2.2 仮肋(Costae spuriae、第8~10肋骨)
仮肋は各々の肋軟骨が互いに結合して肋骨弓(Arcus costalis)を形成し、間接的に胸骨に付着する肋骨です(Gray and Lewis, 2020)。肋骨弓は腹部の視診・触診における重要な解剖学的指標であり、腹部臓器の位置関係を評価する際の基準点となります(Netter, 2019)。肋骨弓下角(Infrasternal angle)は正常では約90度を示し、肺気腫などの呼吸器疾患では鈍角化します(West, 2021)。
2.3 浮遊肋(Costae fluctuantes、第11~12肋骨)
浮遊肋は前端が自由で腹壁の筋層内に埋没する肋骨です(Drake et al., 2020)。短く、肋軟骨を欠き、肋骨結節も不明瞭です。外傷時の骨折リスクは比較的低いものの、後腹膜臓器(腎臓、脾臓)との解剖学的近接性から、これらの臓器損傷の可能性を考慮する必要があります(Battle et al., 2019)。特に第11~12肋骨骨折では、腎損傷の合併頻度が高いことが報告されています(Johnson and Ellis, 2022)。
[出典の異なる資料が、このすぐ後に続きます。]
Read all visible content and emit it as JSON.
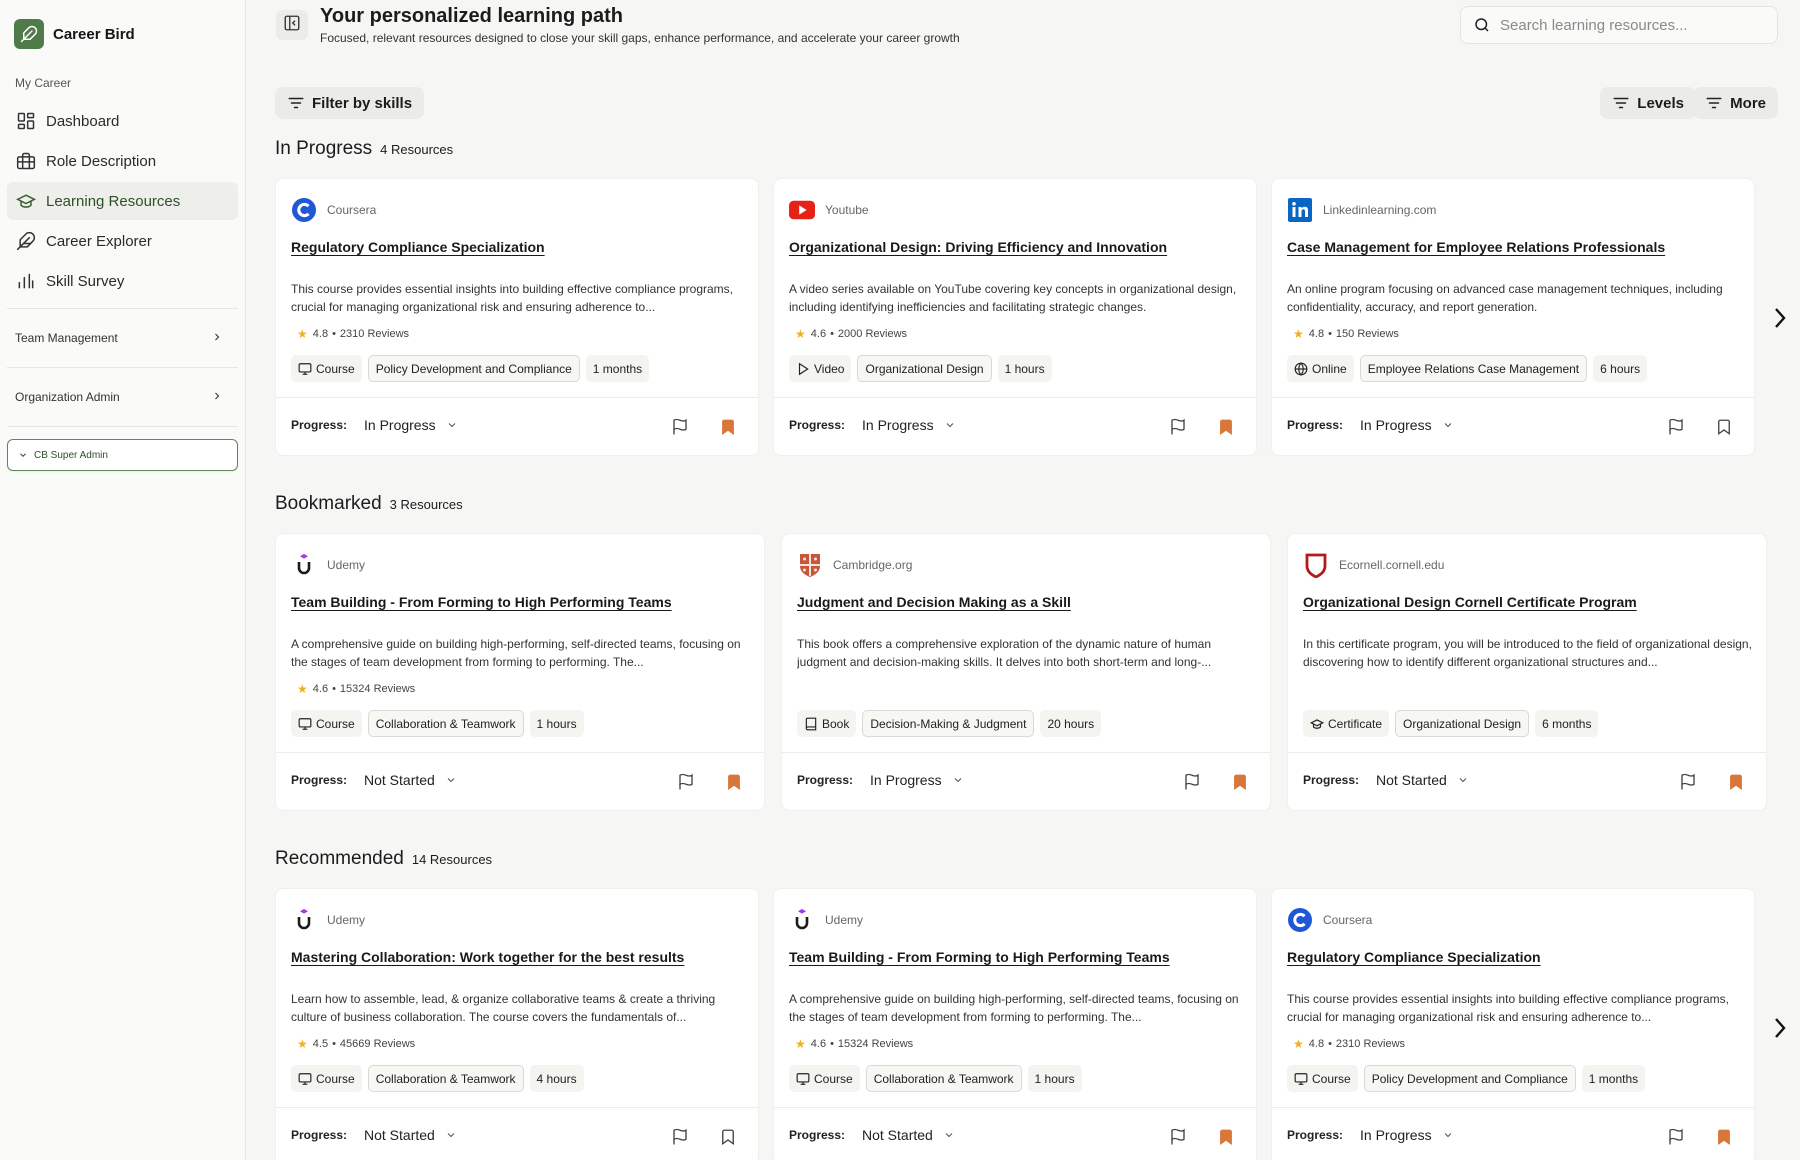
{
  "sidebar": {
    "brand": "Career Bird",
    "section": "My Career",
    "items": [
      {
        "label": "Dashboard",
        "icon": "dashboard-icon"
      },
      {
        "label": "Role Description",
        "icon": "briefcase-icon"
      },
      {
        "label": "Learning Resources",
        "icon": "graduation-cap-icon",
        "active": true
      },
      {
        "label": "Career Explorer",
        "icon": "feather-icon"
      },
      {
        "label": "Skill Survey",
        "icon": "bar-chart-icon"
      }
    ],
    "groups": [
      {
        "label": "Team Management"
      },
      {
        "label": "Organization Admin"
      }
    ],
    "admin": "CB Super Admin"
  },
  "header": {
    "title": "Your personalized learning path",
    "subtitle": "Focused, relevant resources designed to close your skill gaps, enhance performance, and accelerate your career growth",
    "search_placeholder": "Search learning resources..."
  },
  "filters": {
    "skills": "Filter by skills",
    "levels": "Levels",
    "more": "More"
  },
  "labels": {
    "progress": "Progress:"
  },
  "colors": {
    "accent": "#4f7a4a",
    "bookmark": "#d9773a",
    "star": "#f2b01e"
  },
  "sections": [
    {
      "title": "In Progress",
      "count": "4 Resources",
      "cards": [
        {
          "source": "Coursera",
          "logo": "coursera",
          "title": "Regulatory Compliance Specialization",
          "desc": "This course provides essential insights into building effective compliance programs, crucial for managing organizational risk and ensuring adherence to...",
          "rating": "4.8",
          "reviews": "2310 Reviews",
          "type": "Course",
          "type_icon": "monitor-icon",
          "skill": "Policy Development and Compliance",
          "duration": "1 months",
          "progress": "In Progress",
          "bookmarked": true
        },
        {
          "source": "Youtube",
          "logo": "youtube",
          "title": "Organizational Design: Driving Efficiency and Innovation",
          "desc": "A video series available on YouTube covering key concepts in organizational design, including identifying inefficiencies and facilitating strategic changes.",
          "rating": "4.6",
          "reviews": "2000 Reviews",
          "type": "Video",
          "type_icon": "play-icon",
          "skill": "Organizational Design",
          "duration": "1 hours",
          "progress": "In Progress",
          "bookmarked": true
        },
        {
          "source": "Linkedinlearning.com",
          "logo": "linkedin",
          "title": "Case Management for Employee Relations Professionals",
          "desc": "An online program focusing on advanced case management techniques, including confidentiality, accuracy, and report generation.",
          "rating": "4.8",
          "reviews": "150 Reviews",
          "type": "Online",
          "type_icon": "globe-icon",
          "skill": "Employee Relations Case Management",
          "duration": "6 hours",
          "progress": "In Progress",
          "bookmarked": false
        }
      ]
    },
    {
      "title": "Bookmarked",
      "count": "3 Resources",
      "cards": [
        {
          "source": "Udemy",
          "logo": "udemy",
          "title": "Team Building - From Forming to High Performing Teams",
          "desc": "A comprehensive guide on building high-performing, self-directed teams, focusing on the stages of team development from forming to performing. The...",
          "rating": "4.6",
          "reviews": "15324 Reviews",
          "type": "Course",
          "type_icon": "monitor-icon",
          "skill": "Collaboration & Teamwork",
          "duration": "1 hours",
          "progress": "Not Started",
          "bookmarked": true
        },
        {
          "source": "Cambridge.org",
          "logo": "cambridge",
          "title": "Judgment and Decision Making as a Skill",
          "desc": "This book offers a comprehensive exploration of the dynamic nature of human judgment and decision-making skills. It delves into both short-term and long-...",
          "rating": "",
          "reviews": "",
          "type": "Book",
          "type_icon": "book-icon",
          "skill": "Decision-Making & Judgment",
          "duration": "20 hours",
          "progress": "In Progress",
          "bookmarked": true
        },
        {
          "source": "Ecornell.cornell.edu",
          "logo": "cornell",
          "title": "Organizational Design Cornell Certificate Program",
          "desc": "In this certificate program, you will be introduced to the field of organizational design, discovering how to identify different organizational structures and...",
          "rating": "",
          "reviews": "",
          "type": "Certificate",
          "type_icon": "cap-icon",
          "skill": "Organizational Design",
          "duration": "6 months",
          "progress": "Not Started",
          "bookmarked": true
        }
      ]
    },
    {
      "title": "Recommended",
      "count": "14 Resources",
      "cards": [
        {
          "source": "Udemy",
          "logo": "udemy",
          "title": "Mastering Collaboration: Work together for the best results",
          "desc": "Learn how to assemble, lead, & organize collaborative teams & create a thriving culture of business collaboration. The course covers the fundamentals of...",
          "rating": "4.5",
          "reviews": "45669 Reviews",
          "type": "Course",
          "type_icon": "monitor-icon",
          "skill": "Collaboration & Teamwork",
          "duration": "4 hours",
          "progress": "Not Started",
          "bookmarked": false
        },
        {
          "source": "Udemy",
          "logo": "udemy",
          "title": "Team Building - From Forming to High Performing Teams",
          "desc": "A comprehensive guide on building high-performing, self-directed teams, focusing on the stages of team development from forming to performing. The...",
          "rating": "4.6",
          "reviews": "15324 Reviews",
          "type": "Course",
          "type_icon": "monitor-icon",
          "skill": "Collaboration & Teamwork",
          "duration": "1 hours",
          "progress": "Not Started",
          "bookmarked": true
        },
        {
          "source": "Coursera",
          "logo": "coursera",
          "title": "Regulatory Compliance Specialization",
          "desc": "This course provides essential insights into building effective compliance programs, crucial for managing organizational risk and ensuring adherence to...",
          "rating": "4.8",
          "reviews": "2310 Reviews",
          "type": "Course",
          "type_icon": "monitor-icon",
          "skill": "Policy Development and Compliance",
          "duration": "1 months",
          "progress": "In Progress",
          "bookmarked": true
        }
      ]
    }
  ]
}
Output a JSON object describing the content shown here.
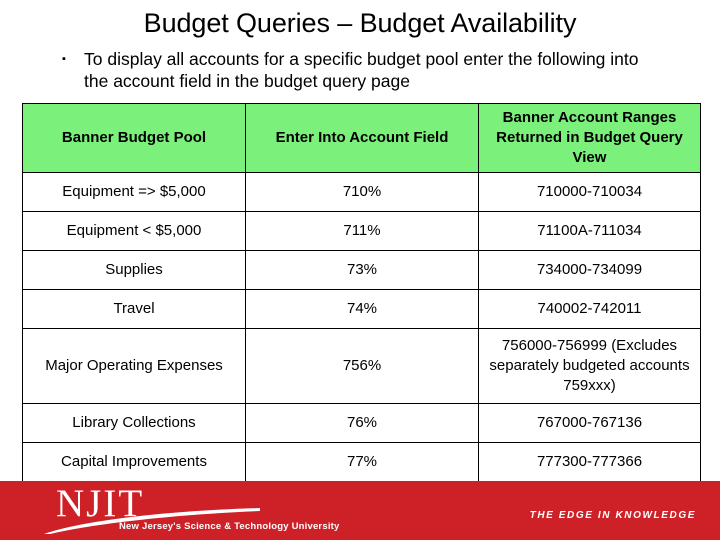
{
  "slide": {
    "title": "Budget Queries – Budget Availability",
    "bullet": {
      "marker": "square-bullet",
      "text": "To display all accounts for a specific budget pool enter the following into the account field in the budget query page"
    }
  },
  "table": {
    "header_bg": "#7BF07B",
    "columns": [
      "Banner Budget Pool",
      "Enter Into Account Field",
      "Banner Account Ranges Returned in Budget Query View"
    ],
    "rows": [
      {
        "pool": "Equipment => $5,000",
        "enter": "710%",
        "ranges": "710000-710034"
      },
      {
        "pool": "Equipment < $5,000",
        "enter": "711%",
        "ranges": "71100A-711034"
      },
      {
        "pool": "Supplies",
        "enter": "73%",
        "ranges": "734000-734099"
      },
      {
        "pool": "Travel",
        "enter": "74%",
        "ranges": "740002-742011"
      },
      {
        "pool": "Major Operating Expenses",
        "enter": "756%",
        "ranges": "756000-756999 (Excludes separately budgeted accounts 759xxx)"
      },
      {
        "pool": "Library Collections",
        "enter": "76%",
        "ranges": "767000-767136"
      },
      {
        "pool": "Capital Improvements",
        "enter": "77%",
        "ranges": "777300-777366"
      }
    ]
  },
  "footer": {
    "background": "#CE2027",
    "wordmark": "NJIT",
    "tagline": "New Jersey's Science & Technology University",
    "slogan": "THE EDGE IN KNOWLEDGE"
  }
}
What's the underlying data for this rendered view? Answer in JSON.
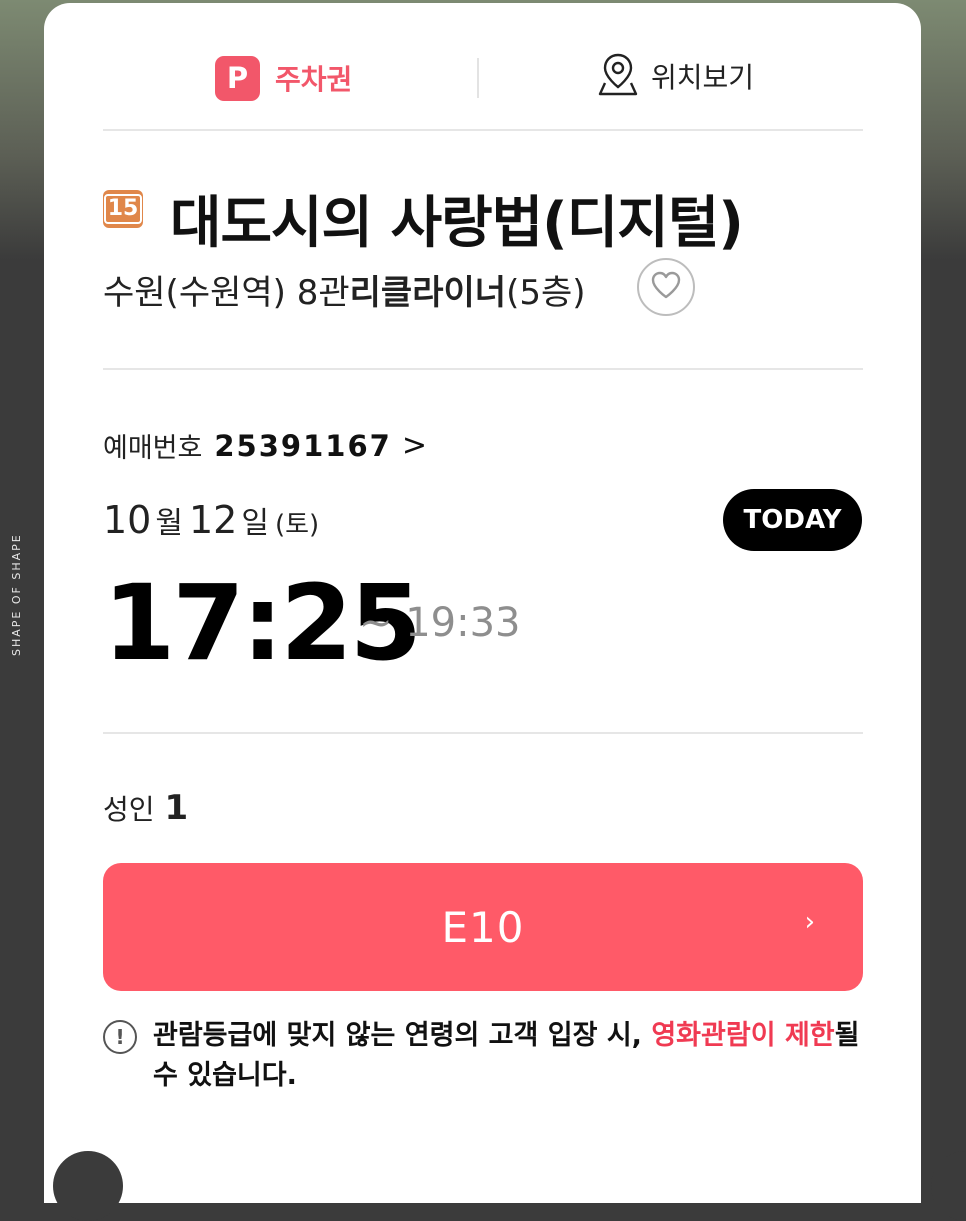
{
  "side_caption": "SHAPE OF SHAPE",
  "tabs": {
    "parking": {
      "icon": "P",
      "label": "주차권"
    },
    "location": {
      "label": "위치보기"
    }
  },
  "movie": {
    "rating": "15",
    "title": "대도시의 사랑법(디지털)",
    "theater": "수원(수원역) 8관",
    "screen_name": "리클라이너",
    "floor": "(5층)"
  },
  "booking": {
    "label": "예매번호",
    "number": "25391167",
    "chevron": ">"
  },
  "schedule": {
    "month": "10",
    "month_unit": "월",
    "day": "12",
    "day_unit": "일",
    "weekday": "(토)",
    "today_badge": "TODAY",
    "start_time": "17:25",
    "end_time": "~ 19:33"
  },
  "audience": {
    "label": "성인",
    "count": "1"
  },
  "seat": {
    "label": "E10",
    "chevron": "›"
  },
  "notice": {
    "icon": "!",
    "text_before": "관람등급에 맞지 않는 연령의 고객 입장 시, ",
    "highlight": "영화관람이 제한",
    "text_after": "될 수 있습니다."
  },
  "colors": {
    "accent": "#f2576a",
    "seat_button": "#ff5a68",
    "notice_highlight": "#f03a52",
    "rating_15": "#e0874a"
  }
}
典型的肋骨は以下の解剖学的要素から構成されます(Standring, 2021):
3.1 肋骨頭(Caput costae)
肋骨頭は肋骨の後内側端に位置し、上下の関節面を持ちます(Moore et al., 2018)。肋骨頭稜(Crista capitis costae)により二つの関節面に分かれ、上方の関節面は上位胸椎体の下肋骨窩と、下方の関節面は同位胸椎体の上肋骨窩と関節します(Standring, 2021)。この二重関節機構により、肋骨の安定性と可動性が両立されています(Netter, 2019)。